ERRFI1, also known as Mig-6, is a ubiquitously expressed gene and well known as an EGF and Erbb signaling inhibitor that binds directly to EGFR and HER2 [67,68,69]. A previous study reported that Errfi1 gene knockout in mice caused the hyperactivation of EGF signaling, leading to overproliferation and impaired differentiation of skin cells [70]. In human tissues, ERRFI1 expression is downregulated in various cancers and in skin with chronic inflammation [70], supporting a role for negative regulation of cell proliferation. Thus, we speculated that the functional variant rs72635708 might target ERRFI1. Moreover, it has been reported that ERRFI1 regulates cholesterol and glucose metabolism in the liver. Errfi1 liver-specific knockout in mice altered expression of lipid and glucose metabolism-related genes, resulting in increased blood cholesterol and fasting glucose levels and leading to insulin resistance [71,72,73]. In recent years, psoriasis has been strongly suggested for clinical association with nonalcoholic fatty liver disease (NAFLD) [74], type 2 diabetes (T2D) [75, 76], and metabolic syndrome [77]. Thus, it is assumed that decreased ERRFI1 expression levels, attributed to the distant enhancer containing the risk variant (rs72635708-C) that reduces transcriptional activity, might lead to the acquisition of insulin resistance and overproliferation of epithelial cells, recapitulating a condition that is clinically considered to induce a high risk for psoriasis.
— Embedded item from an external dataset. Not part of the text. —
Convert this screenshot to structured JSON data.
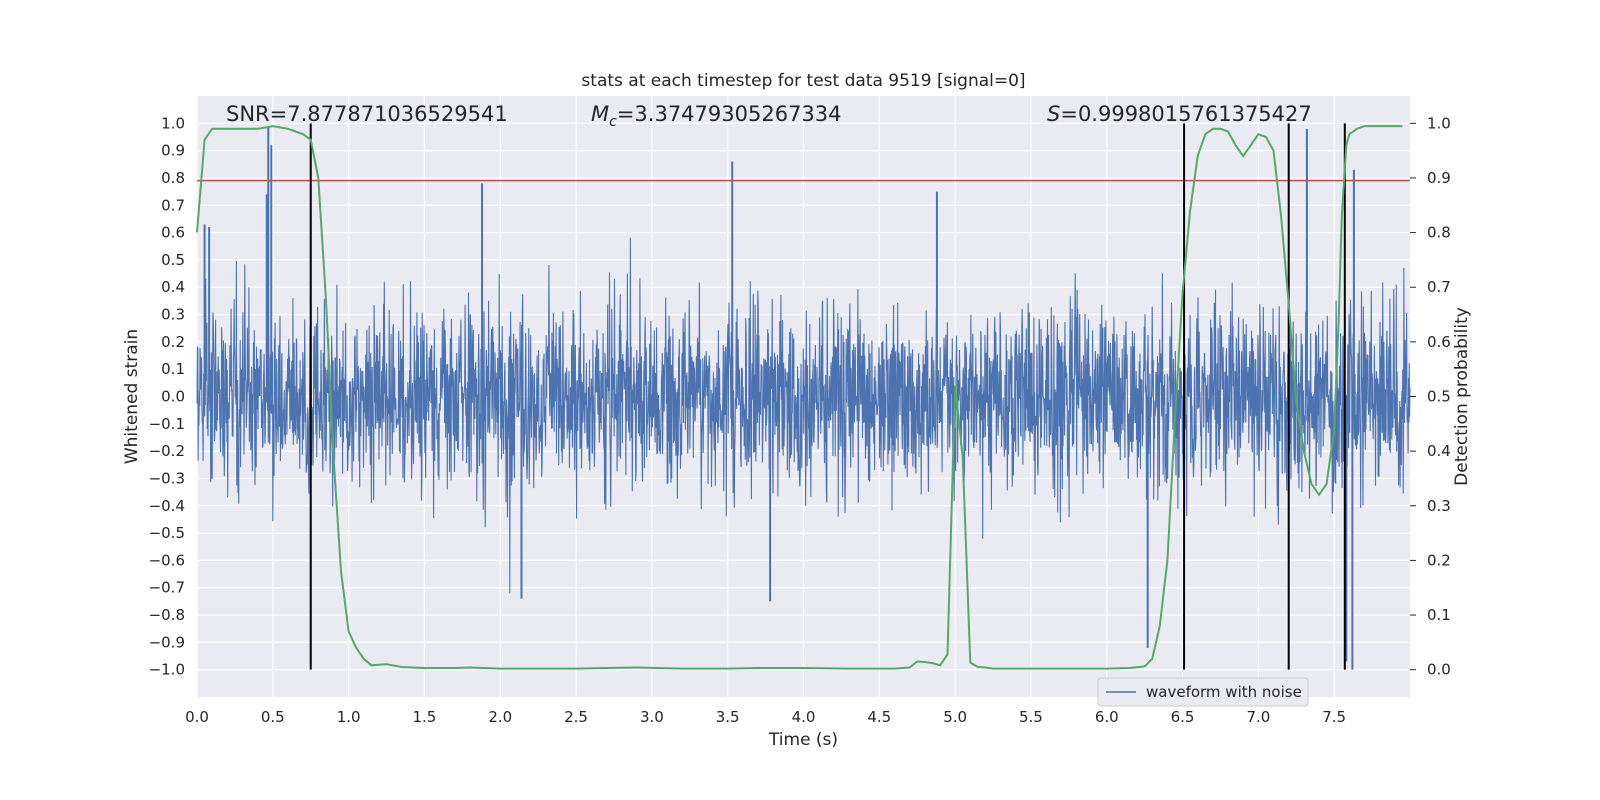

Additionally, ERRFI1 is deeply involved in various physiological and pathogenic events, such as lung development [78], endometrial epithelial cell proliferation [79], lung tumorigenesis [80,81,82], gliomagenesis [83, 84], hepatocellular carcinoma [85, 86], and neointimal hyperplasia in vascular smooth muscle cells [87]. Unveiling the regulatory landscape of ERRFI1 could contribute to further understanding of the molecular basis of these events. Notably, it has been reported that upregulation of ERRFI1 is associated with acquired resistance to the EGFR tyrosine kinase inhibitor (TKI) in a cancer cell line [88]. Therefore, rs726365708 might be a useful genetic marker to detect ERRFI1 activity and the level of EGFR-TKI resistance, enabling personalized clinical application of EGFR-TKIs for patients with cancer or psoriasis.

Although HLA gene variants have been reported as a risk factor for psoriasis in previous studies [89], we were unable to identify exonic functional variants of HLA genes in our analysis pipeline. Since the LDlink, which is a software used in the present analysis, could detect only linkage disequilibrium of biallelic variants, it seemed that the variants of HLA genes, which usually have more than 2 alleles, could not be detected. By developing new software for calculating linkage disequilibrium for variants with more than 2 alleles, we will be able to search for functional variants that we missed in this study. In addition, some of the functional variants identified in the present analysis were concentrated in the nearby chromosomal regions. For example, we identified 1 splice site variants, 2 exonic variants, and 3 promoter variants on chromosome 6, and whether they are independent is not clear. Thus, in future, prioritization procedure will be needed in our pipeline for identifying true causal variants.

Conclusions

In this study, we investigated the genetic mechanism of psoriasis, especially detailing how noncoding SNPs influence enhancer activity and target genes via a computational approach. We would like to emphasize that it is important to integrate and reanalyze public data to study genetic diseases. This study showed that such analyses can reveal molecular pathogenesis. Although this study focused on one disease, our approach can be applied to other disease-associated SNPs and phenotypes of which pathogenesis remains unclear.